News broke today in Autocar that Porsche quietly stopped producing diesel cars, making the Macan S Diesel and Panamera 4S Diesel the last diesel models produced by the German manufacturer (it seems they stopped producing the Cayenne Diesel a while back). While this news is hardly surprising, given the backlash Porsche and the wider group has received in the wake of the Dieselgate scandal, it is still has interesting implications for where the industry is heading.
What made Porsche pull the plug on the diesel engine?
The answer here seems pretty clear – cold, hard calculations as to whether selling diesel cars makes business sense for Porsche. First of all, consider the breakdown of the new Panamera’s sales in 2017, as revealed in the Autocar article: 35% were petrol, 50% were hybrids and only 15% were diesel engines. This means that wealthy customers no longer want to buy diesel engines, partly due to the associated stigma, and partly because of the seemingly huge appeal of the Panamera 4 E-Hybrid model (which in of itself is really fascinating). Second, new diesel engines would have to be developed and manufactured to meet stringent new emission standards, which would doubtless cost Porsche (and VAG) a ton of money, slashing per-unit profit margins. And finally there is the gain to Porsche’s reputation as being the first of the carmakers to rid itself of the “dirty diesel”.

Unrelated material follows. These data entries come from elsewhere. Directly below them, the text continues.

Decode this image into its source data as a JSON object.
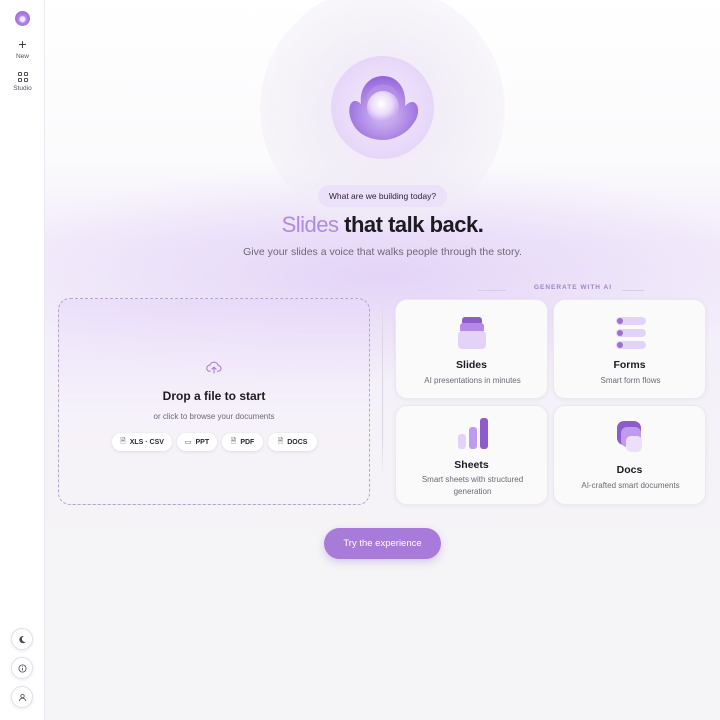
{
  "sidebar": {
    "new_label": "New",
    "new_glyph": "+",
    "studio_label": "Studio"
  },
  "hero": {
    "prompt_pill": "What are we building today?",
    "headline_accent": "Slides",
    "headline_rest": " that talk back.",
    "subline": "Give your slides a voice that walks people through the story."
  },
  "dropzone": {
    "title": "Drop a file to start",
    "subtitle": "or click to browse your documents",
    "chips": [
      "XLS · CSV",
      "PPT",
      "PDF",
      "DOCS"
    ]
  },
  "generate": {
    "label": "GENERATE WITH AI",
    "cards": [
      {
        "title": "Slides",
        "subtitle": "AI presentations in minutes"
      },
      {
        "title": "Forms",
        "subtitle": "Smart form flows"
      },
      {
        "title": "Sheets",
        "subtitle": "Smart sheets with structured generation"
      },
      {
        "title": "Docs",
        "subtitle": "AI-crafted smart documents"
      }
    ]
  },
  "cta": {
    "label": "Try the experience"
  },
  "colors": {
    "accent": "#a87ada",
    "accent_light": "#ece1fa",
    "text": "#1c1a22"
  }
}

It is clear that the huge popularity of the Panamera 4 E-Hybrid made the decision to drop the diesel much easier for the brand, and it also points to Porsche’s future plans. It seems that, despite the carmaker’s origin as a purveyor of sports cars powered by internal combustion engines, the company will increasingly focus on offering Hybrid and Electric models, with the next step coming in the form of a Hybrid version of the iconic 911 sports car, and a production version of the gorgeous Mission E concept.